The Song Of Lunch: Making a poem into a drama
One of my oldest friends, Martin Goodman, now the professor of creative writing at Hull University, thrust a little book into my hands about six months ago saying he thought the poem contained within, The Song of Lunch, would make a great film.
Martin had just taken over the professorship from Christopher Reid, the author of the poem.
The Song of Lunch in itself, is quite a brief story: man leaves his office, walks through town to a restaurant and has lunch with an old flame. However, as with all things great, it is also a huge story.
It is mythical - it is a Greek tragedy - it is Orpheus and Eurydice - it is a man trying to bring back to life his dead wife.
And is that possible? You will have to watch to find out...
Before I had even finished reading it, I could see that this piece of narrative poetry would, indeed, be able to be transformed into a film: and most excitingly, nothing would need to be added - it was all there - the location described, the action relayed, the interior narrative and the dialogue was all present in the original writing.
I met up with the marvellous Christopher Reid at a local pub for a slightly boozy lunch and he kindly allowed me to put my case to the BBC.
I know Auntie gets a kicking a lot of the time, but all I can say is God bless public service broadcasting. I know no other broadcaster would have the vision, the bravery and the commitment to undertake a piece of work such as this, and for that the BBC should be praised.
Allegedly, nobody had ever witnessed a quicker commission - partly as I thought the piece should be broadcast on National Poetry Day (which was fast-approaching) and partly because our two stars, Alan Rickman and Emma Thompson had a tiny window of availability (also fast-approaching).
Within a couple of weeks of my 'pitch' I was working with an executive, Sarah Brown, and a producer, Pier Wilkie - carefully going through the poem, putting it into script form, and finally working with our wonderful director, Niall MacCormick.
We were all in utterly uncharted territory, for, as far as we were aware, a poem had never been made into a film before: how were we to transpose verse into film - what were the rules, what was the grammar, how do we move from the interior monologue to dialogue?
Working closely with Christopher Reid, who, thankfully, sanctioned various cuts in the piece, a shooting script was put together and we embarked on 10 very hard days of filming. The filming coincided with the 30 degrees plus heatwave we had in London over the summer, and sitting in a heavily-lit restaurant, poor Emma got heat exhaustion on the first day of the shoot.
Air-conditioning units were wheeled in for the remaining days, gallons of water drunk, but it was still like an oven on set.

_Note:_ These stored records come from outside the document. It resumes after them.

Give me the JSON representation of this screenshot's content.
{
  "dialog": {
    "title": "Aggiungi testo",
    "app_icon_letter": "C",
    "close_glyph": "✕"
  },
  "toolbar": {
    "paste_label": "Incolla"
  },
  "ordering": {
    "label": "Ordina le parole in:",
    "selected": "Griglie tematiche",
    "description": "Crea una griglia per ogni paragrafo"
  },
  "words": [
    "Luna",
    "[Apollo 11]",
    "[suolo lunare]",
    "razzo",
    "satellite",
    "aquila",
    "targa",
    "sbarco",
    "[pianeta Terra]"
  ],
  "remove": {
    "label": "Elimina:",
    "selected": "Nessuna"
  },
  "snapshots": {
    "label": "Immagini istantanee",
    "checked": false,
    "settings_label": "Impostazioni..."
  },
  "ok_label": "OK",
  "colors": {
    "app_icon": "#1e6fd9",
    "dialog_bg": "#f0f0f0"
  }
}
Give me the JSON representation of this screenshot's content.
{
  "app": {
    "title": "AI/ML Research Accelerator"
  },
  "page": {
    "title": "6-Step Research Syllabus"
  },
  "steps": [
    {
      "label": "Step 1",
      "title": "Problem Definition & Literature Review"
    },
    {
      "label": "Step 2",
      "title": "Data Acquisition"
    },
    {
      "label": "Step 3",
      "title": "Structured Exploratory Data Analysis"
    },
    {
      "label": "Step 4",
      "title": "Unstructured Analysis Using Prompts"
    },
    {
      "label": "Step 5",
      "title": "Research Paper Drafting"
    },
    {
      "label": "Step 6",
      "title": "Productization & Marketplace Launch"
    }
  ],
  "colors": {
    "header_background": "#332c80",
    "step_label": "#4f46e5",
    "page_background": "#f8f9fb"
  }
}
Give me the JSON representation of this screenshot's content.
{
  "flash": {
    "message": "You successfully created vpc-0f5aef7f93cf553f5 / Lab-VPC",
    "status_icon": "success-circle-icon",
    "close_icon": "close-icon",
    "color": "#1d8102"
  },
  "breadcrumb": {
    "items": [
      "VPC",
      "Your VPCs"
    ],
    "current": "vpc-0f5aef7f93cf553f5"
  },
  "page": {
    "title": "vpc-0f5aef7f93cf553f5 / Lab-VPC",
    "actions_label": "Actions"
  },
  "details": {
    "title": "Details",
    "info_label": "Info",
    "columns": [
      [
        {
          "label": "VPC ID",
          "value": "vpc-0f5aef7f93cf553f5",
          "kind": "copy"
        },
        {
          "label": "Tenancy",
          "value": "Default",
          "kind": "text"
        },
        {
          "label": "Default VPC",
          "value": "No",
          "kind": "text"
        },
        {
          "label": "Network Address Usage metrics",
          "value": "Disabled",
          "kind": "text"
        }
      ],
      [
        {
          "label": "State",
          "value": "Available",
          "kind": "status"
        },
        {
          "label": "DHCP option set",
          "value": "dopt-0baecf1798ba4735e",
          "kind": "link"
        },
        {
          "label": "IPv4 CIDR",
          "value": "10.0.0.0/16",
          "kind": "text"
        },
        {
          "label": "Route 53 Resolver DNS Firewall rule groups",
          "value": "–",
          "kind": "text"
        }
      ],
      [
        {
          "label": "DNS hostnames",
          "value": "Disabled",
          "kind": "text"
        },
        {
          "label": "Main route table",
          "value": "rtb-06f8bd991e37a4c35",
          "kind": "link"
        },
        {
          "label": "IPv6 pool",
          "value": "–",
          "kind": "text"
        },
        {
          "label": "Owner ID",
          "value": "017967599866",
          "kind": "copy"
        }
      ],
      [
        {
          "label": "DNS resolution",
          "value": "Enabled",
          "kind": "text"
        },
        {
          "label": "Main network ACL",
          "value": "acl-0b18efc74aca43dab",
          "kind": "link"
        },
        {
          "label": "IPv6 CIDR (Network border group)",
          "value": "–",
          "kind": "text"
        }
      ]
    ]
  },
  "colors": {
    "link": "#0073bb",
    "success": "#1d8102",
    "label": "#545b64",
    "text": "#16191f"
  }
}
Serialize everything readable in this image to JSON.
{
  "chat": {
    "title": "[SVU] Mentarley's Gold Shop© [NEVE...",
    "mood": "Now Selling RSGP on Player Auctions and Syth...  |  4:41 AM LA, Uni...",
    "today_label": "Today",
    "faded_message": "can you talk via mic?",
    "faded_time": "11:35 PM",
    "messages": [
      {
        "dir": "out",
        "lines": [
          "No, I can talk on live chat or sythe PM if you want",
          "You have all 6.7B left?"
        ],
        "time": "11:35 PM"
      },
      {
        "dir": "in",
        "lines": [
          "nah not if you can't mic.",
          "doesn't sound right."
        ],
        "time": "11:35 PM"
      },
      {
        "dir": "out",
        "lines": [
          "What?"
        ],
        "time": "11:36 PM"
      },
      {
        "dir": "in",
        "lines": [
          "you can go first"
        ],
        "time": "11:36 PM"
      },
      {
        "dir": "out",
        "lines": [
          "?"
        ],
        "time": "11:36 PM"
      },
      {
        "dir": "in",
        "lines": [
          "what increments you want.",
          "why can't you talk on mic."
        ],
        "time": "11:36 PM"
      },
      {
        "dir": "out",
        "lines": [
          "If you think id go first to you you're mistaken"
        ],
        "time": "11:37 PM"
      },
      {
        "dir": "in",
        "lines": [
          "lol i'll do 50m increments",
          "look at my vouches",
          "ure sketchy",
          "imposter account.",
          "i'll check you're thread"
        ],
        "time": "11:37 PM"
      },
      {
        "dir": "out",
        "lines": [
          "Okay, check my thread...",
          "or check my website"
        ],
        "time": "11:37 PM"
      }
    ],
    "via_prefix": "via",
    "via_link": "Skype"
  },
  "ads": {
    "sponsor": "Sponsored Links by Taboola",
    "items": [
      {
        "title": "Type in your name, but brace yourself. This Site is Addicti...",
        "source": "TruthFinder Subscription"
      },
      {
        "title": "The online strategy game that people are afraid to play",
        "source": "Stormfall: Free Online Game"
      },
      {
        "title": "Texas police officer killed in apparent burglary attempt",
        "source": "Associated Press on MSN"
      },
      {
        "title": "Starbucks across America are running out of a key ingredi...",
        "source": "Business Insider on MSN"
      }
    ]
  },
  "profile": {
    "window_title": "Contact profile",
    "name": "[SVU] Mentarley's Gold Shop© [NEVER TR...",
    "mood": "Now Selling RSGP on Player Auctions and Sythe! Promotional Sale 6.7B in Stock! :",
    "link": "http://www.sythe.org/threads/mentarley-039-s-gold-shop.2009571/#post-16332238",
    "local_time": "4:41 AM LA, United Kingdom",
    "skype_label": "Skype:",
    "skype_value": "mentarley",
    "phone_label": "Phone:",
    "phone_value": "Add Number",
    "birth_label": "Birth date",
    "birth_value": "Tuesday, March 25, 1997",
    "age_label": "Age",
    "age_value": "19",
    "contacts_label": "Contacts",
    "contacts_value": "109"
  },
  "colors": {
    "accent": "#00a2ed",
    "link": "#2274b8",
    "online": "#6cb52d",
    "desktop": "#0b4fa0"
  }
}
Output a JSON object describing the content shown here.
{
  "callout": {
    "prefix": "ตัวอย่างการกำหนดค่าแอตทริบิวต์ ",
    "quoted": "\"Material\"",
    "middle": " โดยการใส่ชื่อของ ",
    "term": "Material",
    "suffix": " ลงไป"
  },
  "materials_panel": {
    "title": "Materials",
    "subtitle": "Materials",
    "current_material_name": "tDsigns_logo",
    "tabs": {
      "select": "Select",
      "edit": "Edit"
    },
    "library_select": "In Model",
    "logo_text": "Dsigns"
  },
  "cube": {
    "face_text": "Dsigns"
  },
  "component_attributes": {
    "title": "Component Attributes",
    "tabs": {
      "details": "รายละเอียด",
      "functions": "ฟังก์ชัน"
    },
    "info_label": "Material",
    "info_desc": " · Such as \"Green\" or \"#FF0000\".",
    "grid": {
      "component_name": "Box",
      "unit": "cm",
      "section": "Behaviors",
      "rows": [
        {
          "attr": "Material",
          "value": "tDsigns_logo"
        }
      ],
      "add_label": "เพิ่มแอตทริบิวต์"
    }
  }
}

My job, as far as I saw it, was to try and launch the piece - persuade the BBC to make it, ask my old chum, Alan Rickman, if he'd like to do it, thankfully also have my wife, Emma, fall in love with the piece, work on the script up until the shoot - and then just to let all the wonderful people get on with it - for I thought there is nothing worse than having an executive producer (for that was my title) get in the way of the filming process.
The result is thrilling: a film full of hope, despair, regret, drunkenness, verbal dexterity, but above all, humour. The humour of life, of the absurd.
From the outset, I was adamant that this piece had to stand up in its own right, shouldn't be seen as a rarefied intellectual exercise, that we, as the audience, should forget that this is a poem, until a rhyming couplet suddenly jumps out at us - above all, we should be taken on a wonderful journey, surrounded by words: words seamlessly moving from voice-over narration into dialogue, back into narration.
We should wallow in a sea of words: hear them, taste them, smell them.
I am so proud of everyone connected with this film and I hope the joy I feel is shared by all who watch it.
Greg Wise is the executive producer of The Song Of Lunch.